Duignan was in the lounge bar with the others, ruing the end of their run when someone called him over to the window. Thousands of county folks, sitting on the turf. Tiananmen Square meets Croke Park.

"We couldn't believe it, it was the most incredible sight," says Duignan.

As history tells it, Offaly went on to blitz Clare and then subdued Kilkenny on a blinding afternoon, Duignan scything through for a late, flamboyant point which was just so Offaly.

"Someone said to me last week that I'd never forget the score. Truth is I hardly remember it now.
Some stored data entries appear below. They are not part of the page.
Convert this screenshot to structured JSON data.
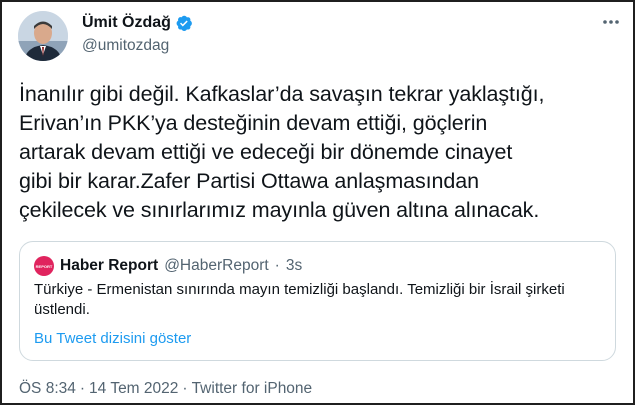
{
  "author": {
    "name": "Ümit Özdağ",
    "handle": "@umitozdag"
  },
  "icons": {
    "verified": "verified-badge-icon",
    "more": "more-options-icon"
  },
  "colors": {
    "accent": "#1d9bf0",
    "secondary_text": "#536471",
    "quote_logo": "#e0245e"
  },
  "tweet": {
    "text": "İnanılır gibi değil. Kafkaslar’da savaşın tekrar yaklaştığı,\nErivan’ın PKK’ya desteğinin devam ettiği, göçlerin\nartarak devam ettiği ve edeceği bir dönemde cinayet\ngibi bir karar.Zafer Partisi Ottawa anlaşmasından\nçekilecek ve sınırlarımız mayınla güven altına alınacak."
  },
  "quote": {
    "logo_text": "REPORT",
    "name": "Haber Report",
    "handle": "@HaberReport",
    "separator": "·",
    "time": "3s",
    "text": "Türkiye - Ermenistan sınırında mayın temizliği başlandı. Temizliği bir İsrail şirketi üstlendi.",
    "link": "Bu Tweet dizisini göster"
  },
  "footer": {
    "time": "ÖS 8:34",
    "separator1": "·",
    "date": "14 Tem 2022",
    "separator2": "·",
    "client": "Twitter for iPhone"
  }
}
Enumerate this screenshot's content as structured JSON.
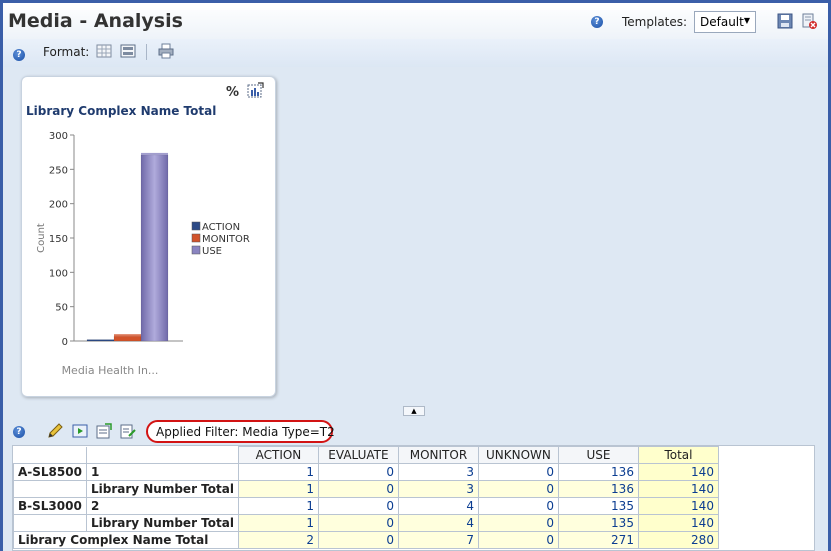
{
  "page": {
    "title": "Media - Analysis"
  },
  "header": {
    "templates_label": "Templates:",
    "template_value": "Default"
  },
  "format_bar": {
    "label": "Format:"
  },
  "chart": {
    "title": "Library Complex Name Total"
  },
  "chart_data": {
    "type": "bar",
    "title": "Library Complex Name Total",
    "xlabel": "Media Health In...",
    "ylabel": "Count",
    "ylim": [
      0,
      300
    ],
    "yticks": [
      0,
      50,
      100,
      150,
      200,
      250,
      300
    ],
    "categories": [
      "Media Health In..."
    ],
    "series": [
      {
        "name": "ACTION",
        "values": [
          2
        ],
        "color": "#2c4a86"
      },
      {
        "name": "MONITOR",
        "values": [
          7
        ],
        "color": "#d2532a"
      },
      {
        "name": "USE",
        "values": [
          271
        ],
        "color": "#8a84c0"
      }
    ],
    "legend_position": "right",
    "grid": false
  },
  "filter": {
    "text": "Applied Filter: Media Type=T2"
  },
  "table": {
    "columns": [
      "ACTION",
      "EVALUATE",
      "MONITOR",
      "UNKNOWN",
      "USE",
      "Total"
    ],
    "rows": [
      {
        "group": "A-SL8500",
        "label": "1",
        "values": [
          "1",
          "0",
          "3",
          "0",
          "136",
          "140"
        ],
        "subtotal": false
      },
      {
        "group": "",
        "label": "Library Number Total",
        "values": [
          "1",
          "0",
          "3",
          "0",
          "136",
          "140"
        ],
        "subtotal": true
      },
      {
        "group": "B-SL3000",
        "label": "2",
        "values": [
          "1",
          "0",
          "4",
          "0",
          "135",
          "140"
        ],
        "subtotal": false
      },
      {
        "group": "",
        "label": "Library Number Total",
        "values": [
          "1",
          "0",
          "4",
          "0",
          "135",
          "140"
        ],
        "subtotal": true
      }
    ],
    "grand_total": {
      "label": "Library Complex Name Total",
      "values": [
        "2",
        "0",
        "7",
        "0",
        "271",
        "280"
      ]
    }
  }
}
The All-Ireland seems a good time ago now and what with injuries, we're a good bit down the pecking order again."

That score, though, was maybe a personal vindication for Duignan who was given a verbal roasting by the Clare fans for an untoward pull across David Forde's midriff. Half a stadium booing when the sliotar ran his way.

"I should have been sent off," he says emphatically. "To be honest, it might have been better I was because I feel like I've served 12 months out of it. You still get the jibes, even walking down the street in Ennis for the league, there were remarks. Look, it was wrong, we were nine (points) down, I was frustrated - probably more so with my own lads than anything and I reacted. I said I was sorry and to me it's over now. David got on with it, he still plays. That happens in hurling. I've taken plenty of belts. If I get a haircut, the barber'll say, Jesus, what happened your head."

After the champagne days ended, Offaly returned to the league with an apparent reluctance which bordered on the obdurate. Their enigma value increased as the mediocre results mounted. But they are hankering after the dry days ahead. The notion that Offaly hurlers are magicians who just turn it on for kicks is something to keep the spirits up when they are running ball-breaking drills.

"We don't go as mad on the training as other counties. But maybe we play on that, too. But we put in fierce work with Babs (Keating) early on last year, under Johnny Murray. Maybe we gambled on the Wexford game hoping to get a run later on. It was risky, but it worked. This year we have to be sharp from the start."

All of this is said matter-of-factly, but there is still a marvellously unknowable quality about Offaly, as if even they themselves can't fathom their freakish swings from the heavenly to downright awful.

All Duignan knows is that the last eight or so years have been fun. Undeniably hard sometimes for his wife Edele, yes, and tough now that they have a 15-month-old son Sean.

But when his Sundays are free forever he'll look back with fondness. And isn't that the right way?